Bad Memories Covered Over By Video Memories

I was born into a newly formed middle class family. My father was one of the top supervisors at the Studebaker auto manufacturing plant in Los Angeles during WW2. My mother divorced him when I was two years old.

I remember being with my father only once when I must have around three years old. He was in the hospital at the time. It’s funny how I can recall it. I remember crawling around the floor of the hospital room. I also can remember my mother standing next to the bed talking to my father.

Now that I think about it, I have two memories of that experience. The one I just described, and the one where I am looking at the three of us and I am observing the scene like I’m looking at a video of it.

I guess my brain has two memories of it: one with me actually remembering crawling around, and one of me observing myself crawling around. Which is the more accurate memory? Of course the one of me actually crawling around. But, the brain must transfer these direct experiences into video memories.

Realizing this, I started thinking that maybe when a person has experienced something traumatic the video version changes the actual memory to something more acceptable.

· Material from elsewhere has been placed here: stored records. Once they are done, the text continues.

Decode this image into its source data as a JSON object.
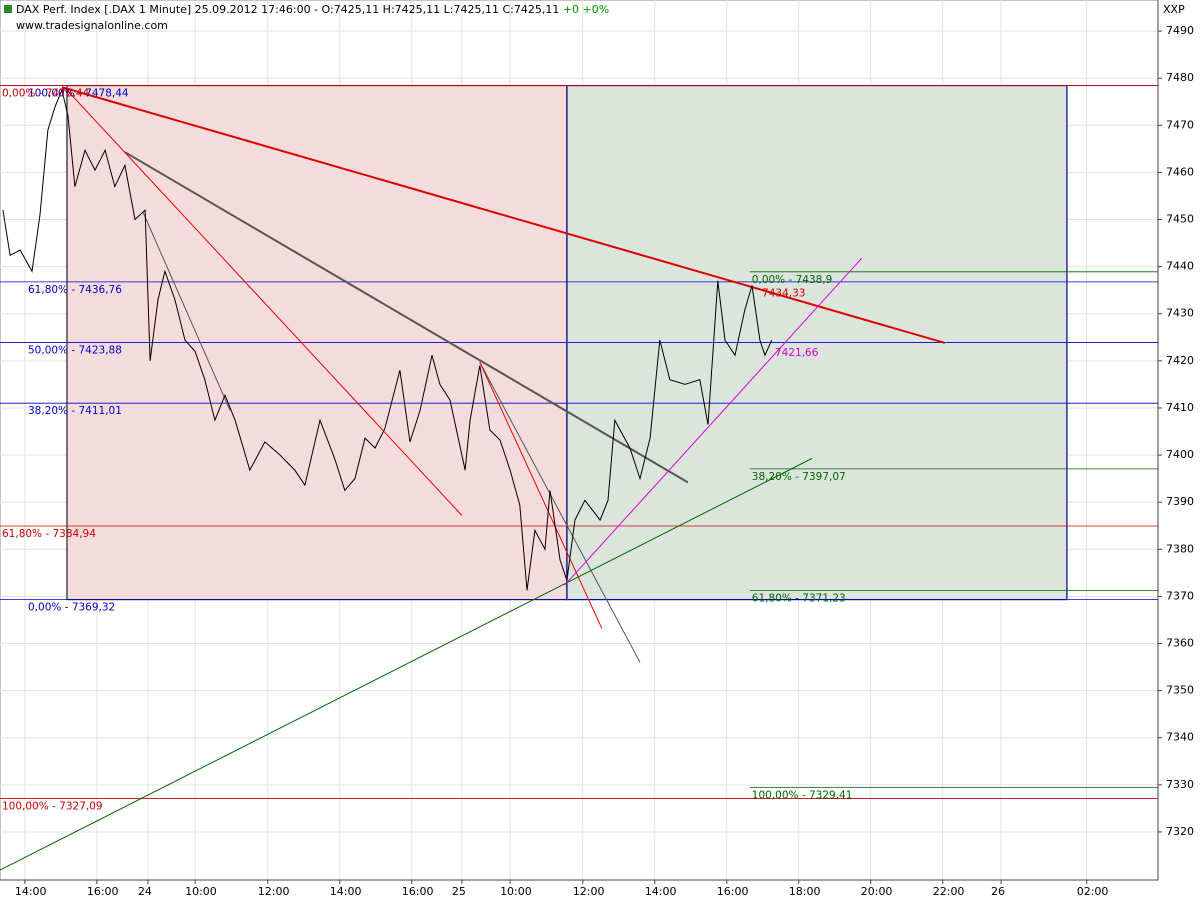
{
  "chart_data": {
    "type": "line",
    "title": "DAX Perf. Index [.DAX 1 Minute] 25.09.2012 17:46:00 - O:7425,11 H:7425,11 L:7425,11 C:7425,11",
    "change": "+0 +0%",
    "source": "www.tradesignalonline.com",
    "corner_label": "XXP",
    "color": "#000000",
    "x": [
      0.08,
      0.28,
      0.56,
      0.89,
      1.11,
      1.33,
      1.53,
      1.72,
      1.89,
      2.08,
      2.36,
      2.64,
      2.92,
      3.19,
      3.47,
      3.75,
      4.03,
      4.17,
      4.39,
      4.58,
      4.86,
      5.14,
      5.42,
      5.69,
      5.97,
      6.25,
      6.53,
      6.94,
      7.36,
      7.78,
      8.19,
      8.47,
      8.89,
      9.31,
      9.58,
      9.86,
      10.14,
      10.42,
      10.69,
      11.11,
      11.39,
      11.67,
      12.0,
      12.22,
      12.5,
      12.92,
      13.06,
      13.33,
      13.61,
      13.89,
      14.17,
      14.44,
      14.64,
      14.86,
      15.14,
      15.28,
      15.56,
      15.75,
      15.97,
      16.25,
      16.67,
      16.89,
      17.08,
      17.5,
      17.78,
      18.06,
      18.33,
      18.61,
      19.03,
      19.44,
      19.67,
      19.94,
      20.14,
      20.42,
      20.69,
      20.89,
      21.11,
      21.25,
      21.44
    ],
    "values": [
      7452,
      7442.4,
      7443.5,
      7439,
      7451,
      7469,
      7474,
      7477.5,
      7472,
      7457,
      7464.7,
      7460.5,
      7464.7,
      7457,
      7461.5,
      7450,
      7452,
      7420,
      7433,
      7439,
      7433,
      7424.4,
      7422,
      7416,
      7407.4,
      7412.7,
      7407.4,
      7396.8,
      7402.8,
      7400,
      7396.8,
      7393.6,
      7407.4,
      7399,
      7392.5,
      7395,
      7403.6,
      7401.5,
      7405.6,
      7418,
      7402.8,
      7409.5,
      7421.2,
      7415,
      7411.7,
      7396.8,
      7407.4,
      7419,
      7405.3,
      7403.2,
      7396.8,
      7389.4,
      7371.3,
      7384,
      7380,
      7392.5,
      7377.7,
      7373.4,
      7386.2,
      7390.4,
      7386.2,
      7390.4,
      7407.4,
      7401.5,
      7395,
      7403.6,
      7424.4,
      7416,
      7415,
      7416,
      7406.5,
      7437,
      7424.4,
      7421.2,
      7430.8,
      7436,
      7424.4,
      7421.2,
      7424.4
    ],
    "xlim": [
      0,
      32.17
    ],
    "ylim": [
      7309.8,
      7496.6
    ],
    "yticks": [
      7320,
      7330,
      7340,
      7350,
      7360,
      7370,
      7380,
      7390,
      7400,
      7410,
      7420,
      7430,
      7440,
      7450,
      7460,
      7470,
      7480,
      7490
    ],
    "xticks": [
      {
        "value": 0.69,
        "label": "14:00"
      },
      {
        "value": 2.69,
        "label": "16:00"
      },
      {
        "value": 4.11,
        "label": "24"
      },
      {
        "value": 5.42,
        "label": "10:00"
      },
      {
        "value": 7.44,
        "label": "12:00"
      },
      {
        "value": 9.44,
        "label": "14:00"
      },
      {
        "value": 11.44,
        "label": "16:00"
      },
      {
        "value": 12.83,
        "label": "25"
      },
      {
        "value": 14.17,
        "label": "10:00"
      },
      {
        "value": 16.19,
        "label": "12:00"
      },
      {
        "value": 18.19,
        "label": "14:00"
      },
      {
        "value": 20.19,
        "label": "16:00"
      },
      {
        "value": 22.19,
        "label": "18:00"
      },
      {
        "value": 24.19,
        "label": "20:00"
      },
      {
        "value": 26.19,
        "label": "22:00"
      },
      {
        "value": 27.81,
        "label": "26"
      },
      {
        "value": 30.19,
        "label": "02:00"
      }
    ],
    "grid": true,
    "boxes": [
      {
        "x": [
          1.86,
          15.75
        ],
        "y": [
          7369.32,
          7478.44
        ],
        "fill": "#f5dcdc",
        "stroke": "#222222"
      },
      {
        "x": [
          15.75,
          29.64
        ],
        "y": [
          7369.32,
          7478.44
        ],
        "fill": "#dce5dc",
        "stroke": "#000080"
      }
    ],
    "levels": [
      {
        "label": "100,00% - 7478,44",
        "value": 7478.44,
        "color": "#0000cc",
        "x": 0
      },
      {
        "label": "0,00% - 7478,44",
        "value": 7478.44,
        "color": "#cc0000",
        "x": 0
      },
      {
        "label": "61,80% - 7436,76",
        "value": 7436.76,
        "color": "#0000cc",
        "x": 0
      },
      {
        "label": "50,00% - 7423,88",
        "value": 7423.88,
        "color": "#0000cc",
        "x": 0
      },
      {
        "label": "38,20% - 7411,01",
        "value": 7411.01,
        "color": "#0000cc",
        "x": 0
      },
      {
        "label": "0,00% - 7369,32",
        "value": 7369.32,
        "color": "#0000cc",
        "x": 0
      },
      {
        "label": "61,80% - 7384,94",
        "value": 7384.94,
        "color": "#cc0000",
        "x": 0
      },
      {
        "label": "100,00% - 7327,09",
        "value": 7327.09,
        "color": "#cc0000",
        "x": 0
      },
      {
        "label": "0,00% - 7438,9",
        "value": 7438.9,
        "color": "#006600",
        "x": 20.83
      },
      {
        "label": "38,20% - 7397,07",
        "value": 7397.07,
        "color": "#006600",
        "x": 20.83
      },
      {
        "label": "61,80% - 7371,23",
        "value": 7371.23,
        "color": "#006600",
        "x": 20.83
      },
      {
        "label": "100,00% - 7329,41",
        "value": 7329.41,
        "color": "#006600",
        "x": 20.83
      }
    ],
    "trendlines": [
      {
        "x": [
          1.72,
          26.25
        ],
        "y": [
          7478.1,
          7423.8
        ],
        "color": "#dd0000",
        "width": 2
      },
      {
        "x": [
          3.47,
          19.11
        ],
        "y": [
          7464.3,
          7394.2
        ],
        "color": "#555555",
        "width": 2
      },
      {
        "x": [
          1.81,
          12.83
        ],
        "y": [
          7477.9,
          7387.2
        ],
        "color": "#ee0000",
        "width": 1
      },
      {
        "x": [
          3.97,
          6.39
        ],
        "y": [
          7451.6,
          7409.5
        ],
        "color": "#555555",
        "width": 1
      },
      {
        "x": [
          13.33,
          17.78
        ],
        "y": [
          7419.7,
          7356
        ],
        "color": "#555555",
        "width": 1
      },
      {
        "x": [
          13.33,
          16.72
        ],
        "y": [
          7419.7,
          7363.2
        ],
        "color": "#ee0000",
        "width": 1
      },
      {
        "x": [
          0,
          22.56
        ],
        "y": [
          7311.9,
          7399.3
        ],
        "color": "#006600",
        "width": 1
      },
      {
        "x": [
          15.69,
          23.94
        ],
        "y": [
          7372.4,
          7441.8
        ],
        "color": "#dd00dd",
        "width": 1
      }
    ],
    "annotations": [
      {
        "text": "7434,33",
        "x": 21.17,
        "y": 7434.33,
        "color": "#cc0000"
      },
      {
        "text": "7421,66",
        "x": 21.53,
        "y": 7421.66,
        "color": "#cc00cc"
      }
    ]
  }
}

It’s been my experience, however, that bad experiences can’t be replaced with covered over video memories. The real ones start interfering with the video copies.

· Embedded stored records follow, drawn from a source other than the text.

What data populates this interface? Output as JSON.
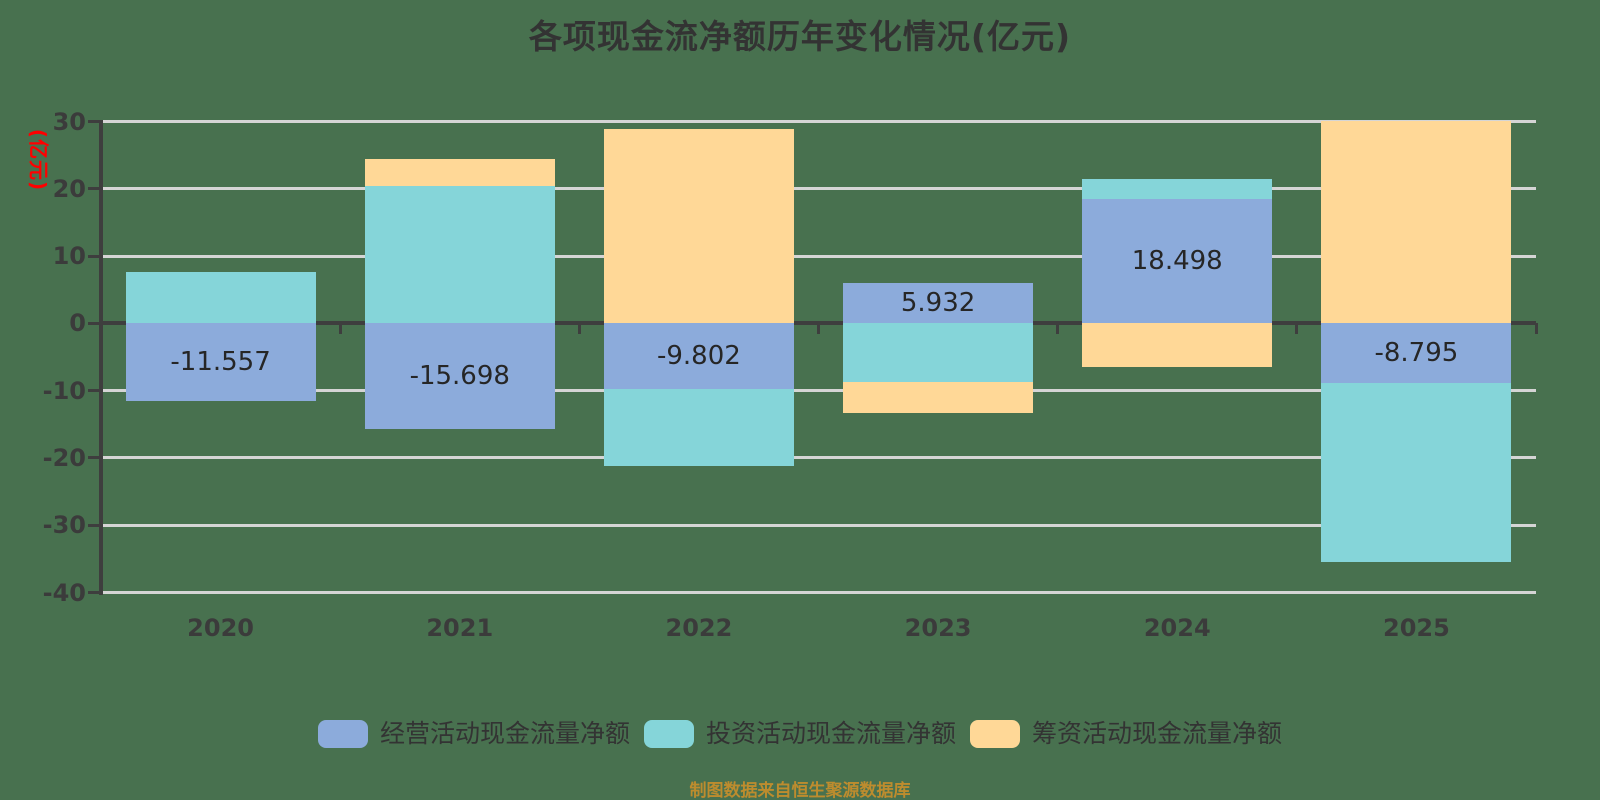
{
  "title": "各项现金流净额历年变化情况(亿元)",
  "y_axis_label": "(亿元)",
  "footer": "制图数据来自恒生聚源数据库",
  "colors": {
    "background": "#48714F",
    "operating": "#8CABDB",
    "investing": "#85D5D9",
    "financing": "#FFD897",
    "grid": "#D5D5D5",
    "axis": "#3E3E3E",
    "title_text": "#333333",
    "tick_text": "#3B3B3B",
    "value_text": "#262626",
    "unit_red": "#FF0000",
    "footer_gold": "#BD8C2E"
  },
  "chart_data": {
    "type": "bar",
    "stacked": true,
    "title": "各项现金流净额历年变化情况(亿元)",
    "xlabel": "",
    "ylabel": "(亿元)",
    "categories": [
      "2020",
      "2021",
      "2022",
      "2023",
      "2024",
      "2025"
    ],
    "series": [
      {
        "name": "经营活动现金流量净额",
        "color_key": "operating",
        "values": [
          -11.557,
          -15.698,
          -9.802,
          5.932,
          18.498,
          -8.795
        ],
        "labels": [
          "-11.557",
          "-15.698",
          "-9.802",
          "5.932",
          "18.498",
          "-8.795"
        ]
      },
      {
        "name": "投资活动现金流量净额",
        "color_key": "investing",
        "values": [
          7.6,
          20.4,
          -11.4,
          -8.7,
          2.9,
          -26.6
        ]
      },
      {
        "name": "筹资活动现金流量净额",
        "color_key": "financing",
        "values": [
          0,
          4.1,
          28.9,
          -4.6,
          -6.5,
          30.1
        ]
      }
    ],
    "yticks": [
      30,
      20,
      10,
      0,
      -10,
      -20,
      -30,
      -40
    ],
    "ylim": [
      -40,
      30
    ],
    "grid": true,
    "legend_position": "bottom"
  }
}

That causes anxiety, and not until the real memories fully surface and are faced does the anxiety abate.

I’ve made a conscious habit over the past five years of writing openly about what I feel have been my own covered over video memories. It has helped me relax about myself.

I’m not sure how many more of these video memories there are for me. Maybe the one seeing my father the one and only time I can recall is one of those covered over memories. If so, you can be sure I’ll be trying to get it out into the open.